The advent of 4G and 5G IoT-based connectivity will spur the online migration of smart-city applications, helping generate a significant increase in smart city artificial intelligence (AI) software revenues by 2025, according to a report by Omdia.
The global smart city AI software market is set to increase to $4.9 billion in 2025, up from $673.8 million in 2019, according to projections. Wireless data communication standards will enable smart-city applications to move into the digital realm, where they can capitalise on the latest AI innovations. The growing capabilities of AI are enabling data and insights collected via IoT networks to be monitored, analysed and used to drive autmated smart decisions.
Smart city use cases include surveillance, safety and security, taffic management and building control, and are defined by the collection, management and use of data. In the past, trying to enable disparate systems to work together has been challenging due to the lack of solutions which can handle the heavy processing required tro make sense of data. These challenges are being overcome by leveraging advances in AI and connectivity.

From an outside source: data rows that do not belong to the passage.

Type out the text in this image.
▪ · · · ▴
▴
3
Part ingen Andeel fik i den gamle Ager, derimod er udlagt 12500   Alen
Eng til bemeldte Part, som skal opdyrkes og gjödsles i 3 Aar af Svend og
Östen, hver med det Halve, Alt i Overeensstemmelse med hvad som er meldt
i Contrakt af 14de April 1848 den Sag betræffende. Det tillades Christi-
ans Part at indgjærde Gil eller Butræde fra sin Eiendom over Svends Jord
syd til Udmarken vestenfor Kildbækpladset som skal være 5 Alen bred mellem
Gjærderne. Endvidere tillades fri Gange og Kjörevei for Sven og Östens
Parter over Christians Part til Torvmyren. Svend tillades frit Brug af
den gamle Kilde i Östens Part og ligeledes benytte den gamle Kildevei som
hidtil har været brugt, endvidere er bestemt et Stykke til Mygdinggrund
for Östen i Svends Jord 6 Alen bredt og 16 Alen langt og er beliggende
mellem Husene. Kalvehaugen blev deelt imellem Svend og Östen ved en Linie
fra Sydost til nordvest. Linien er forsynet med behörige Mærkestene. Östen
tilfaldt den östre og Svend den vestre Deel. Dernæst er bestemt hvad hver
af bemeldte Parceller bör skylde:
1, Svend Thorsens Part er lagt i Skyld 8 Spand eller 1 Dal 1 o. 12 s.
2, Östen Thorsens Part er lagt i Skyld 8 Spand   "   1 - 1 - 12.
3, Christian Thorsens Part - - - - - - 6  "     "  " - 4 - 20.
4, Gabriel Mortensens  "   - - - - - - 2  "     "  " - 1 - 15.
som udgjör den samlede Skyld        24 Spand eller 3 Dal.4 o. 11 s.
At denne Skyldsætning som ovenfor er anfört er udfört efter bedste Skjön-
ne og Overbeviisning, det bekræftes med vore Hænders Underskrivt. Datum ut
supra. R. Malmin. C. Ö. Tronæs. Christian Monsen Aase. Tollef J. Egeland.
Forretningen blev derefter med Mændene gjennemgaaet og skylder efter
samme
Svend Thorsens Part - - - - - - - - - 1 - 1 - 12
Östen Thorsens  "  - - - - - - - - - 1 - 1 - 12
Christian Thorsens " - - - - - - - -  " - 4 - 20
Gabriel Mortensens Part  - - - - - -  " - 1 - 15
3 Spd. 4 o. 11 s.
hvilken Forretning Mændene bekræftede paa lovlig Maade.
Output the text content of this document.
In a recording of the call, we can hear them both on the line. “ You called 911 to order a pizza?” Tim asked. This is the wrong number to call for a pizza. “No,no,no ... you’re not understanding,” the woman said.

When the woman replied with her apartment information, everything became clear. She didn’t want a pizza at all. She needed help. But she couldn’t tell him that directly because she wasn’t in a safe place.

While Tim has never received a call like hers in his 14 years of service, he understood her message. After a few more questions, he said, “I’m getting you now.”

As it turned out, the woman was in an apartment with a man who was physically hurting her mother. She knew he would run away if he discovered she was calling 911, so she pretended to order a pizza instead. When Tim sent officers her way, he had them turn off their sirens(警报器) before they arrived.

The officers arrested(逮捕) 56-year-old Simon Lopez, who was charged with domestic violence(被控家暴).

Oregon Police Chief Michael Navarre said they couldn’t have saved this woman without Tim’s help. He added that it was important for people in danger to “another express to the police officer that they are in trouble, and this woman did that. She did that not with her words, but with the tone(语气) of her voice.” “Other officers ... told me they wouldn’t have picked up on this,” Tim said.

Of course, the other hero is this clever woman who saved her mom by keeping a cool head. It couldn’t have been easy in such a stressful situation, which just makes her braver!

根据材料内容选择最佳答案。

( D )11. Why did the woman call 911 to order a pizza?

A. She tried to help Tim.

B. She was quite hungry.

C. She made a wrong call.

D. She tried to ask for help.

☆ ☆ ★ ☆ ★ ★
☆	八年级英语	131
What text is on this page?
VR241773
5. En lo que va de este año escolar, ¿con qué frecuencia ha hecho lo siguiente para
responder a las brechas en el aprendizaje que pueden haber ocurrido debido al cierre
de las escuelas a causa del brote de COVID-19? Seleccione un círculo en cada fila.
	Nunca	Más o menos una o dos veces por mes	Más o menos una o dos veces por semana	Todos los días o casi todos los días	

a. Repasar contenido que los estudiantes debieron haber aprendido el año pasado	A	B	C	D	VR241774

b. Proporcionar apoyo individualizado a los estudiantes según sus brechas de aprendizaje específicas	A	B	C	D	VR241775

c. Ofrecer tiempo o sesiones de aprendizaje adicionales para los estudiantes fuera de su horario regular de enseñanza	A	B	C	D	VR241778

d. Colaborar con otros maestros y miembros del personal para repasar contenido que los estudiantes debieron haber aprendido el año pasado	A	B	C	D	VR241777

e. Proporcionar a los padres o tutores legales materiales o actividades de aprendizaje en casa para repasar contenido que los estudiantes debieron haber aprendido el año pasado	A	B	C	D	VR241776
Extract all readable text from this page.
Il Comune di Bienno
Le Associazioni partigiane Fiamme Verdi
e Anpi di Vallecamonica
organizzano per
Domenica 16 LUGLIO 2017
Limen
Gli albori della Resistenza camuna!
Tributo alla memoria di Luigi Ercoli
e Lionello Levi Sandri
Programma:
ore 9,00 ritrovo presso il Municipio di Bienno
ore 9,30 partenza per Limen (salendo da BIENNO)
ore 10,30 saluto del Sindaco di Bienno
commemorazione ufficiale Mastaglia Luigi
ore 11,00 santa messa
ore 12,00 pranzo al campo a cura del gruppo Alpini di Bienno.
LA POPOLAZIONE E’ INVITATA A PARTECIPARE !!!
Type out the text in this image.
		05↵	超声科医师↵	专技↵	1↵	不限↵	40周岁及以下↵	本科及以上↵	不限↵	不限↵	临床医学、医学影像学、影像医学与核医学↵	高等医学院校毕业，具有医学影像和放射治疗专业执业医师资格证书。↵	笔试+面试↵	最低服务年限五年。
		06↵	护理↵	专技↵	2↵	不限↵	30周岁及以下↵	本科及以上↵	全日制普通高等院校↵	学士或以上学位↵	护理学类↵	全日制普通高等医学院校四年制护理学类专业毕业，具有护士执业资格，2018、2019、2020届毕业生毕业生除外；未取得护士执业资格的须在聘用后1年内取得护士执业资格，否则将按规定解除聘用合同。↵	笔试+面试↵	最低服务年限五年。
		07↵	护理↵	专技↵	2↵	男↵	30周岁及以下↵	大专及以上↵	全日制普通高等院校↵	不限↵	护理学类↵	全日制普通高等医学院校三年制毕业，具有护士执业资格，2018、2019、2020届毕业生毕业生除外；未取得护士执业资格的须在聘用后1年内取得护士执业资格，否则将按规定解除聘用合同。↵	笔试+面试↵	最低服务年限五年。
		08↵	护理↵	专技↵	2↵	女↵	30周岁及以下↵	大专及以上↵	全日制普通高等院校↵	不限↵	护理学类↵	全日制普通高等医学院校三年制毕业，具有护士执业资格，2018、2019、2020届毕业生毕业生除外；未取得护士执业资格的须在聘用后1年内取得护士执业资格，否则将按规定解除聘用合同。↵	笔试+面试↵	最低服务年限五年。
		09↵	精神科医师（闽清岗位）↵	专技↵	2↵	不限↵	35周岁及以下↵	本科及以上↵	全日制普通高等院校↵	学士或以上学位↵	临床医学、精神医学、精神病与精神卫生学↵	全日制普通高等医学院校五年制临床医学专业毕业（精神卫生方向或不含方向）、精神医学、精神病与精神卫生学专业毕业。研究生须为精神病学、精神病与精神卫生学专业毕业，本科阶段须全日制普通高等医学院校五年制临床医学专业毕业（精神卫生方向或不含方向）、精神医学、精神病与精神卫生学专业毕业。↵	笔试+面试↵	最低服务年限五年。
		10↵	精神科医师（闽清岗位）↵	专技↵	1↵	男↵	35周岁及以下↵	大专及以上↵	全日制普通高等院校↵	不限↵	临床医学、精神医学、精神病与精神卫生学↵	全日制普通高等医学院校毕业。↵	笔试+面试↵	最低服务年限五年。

The introduction of 4G and 5G wireless data technologies makes it easier and more cost-effective to collect and manage data, promoting the migration of smart city AI software to digital platforms. AI and associated machine learning technologies allow data to be analysed in greater detail than ever before.
The technology can identify patterns or anomalies within the captured data, which then can be employed for tasks such as automation of actions and decision-making.
Smart city systems can create municipal systems and services that not only operate more efficiently, but also provide significant benefits to workers and visitors. These benefits can come in many forms, including reduced crime, enhanced safety, reduced pollution, managed traffic flows and more efficient provision of services.
One example of how smart cities are leveraging AI is via video analytics, which scans video streams to identify behavioural or situational anomalies.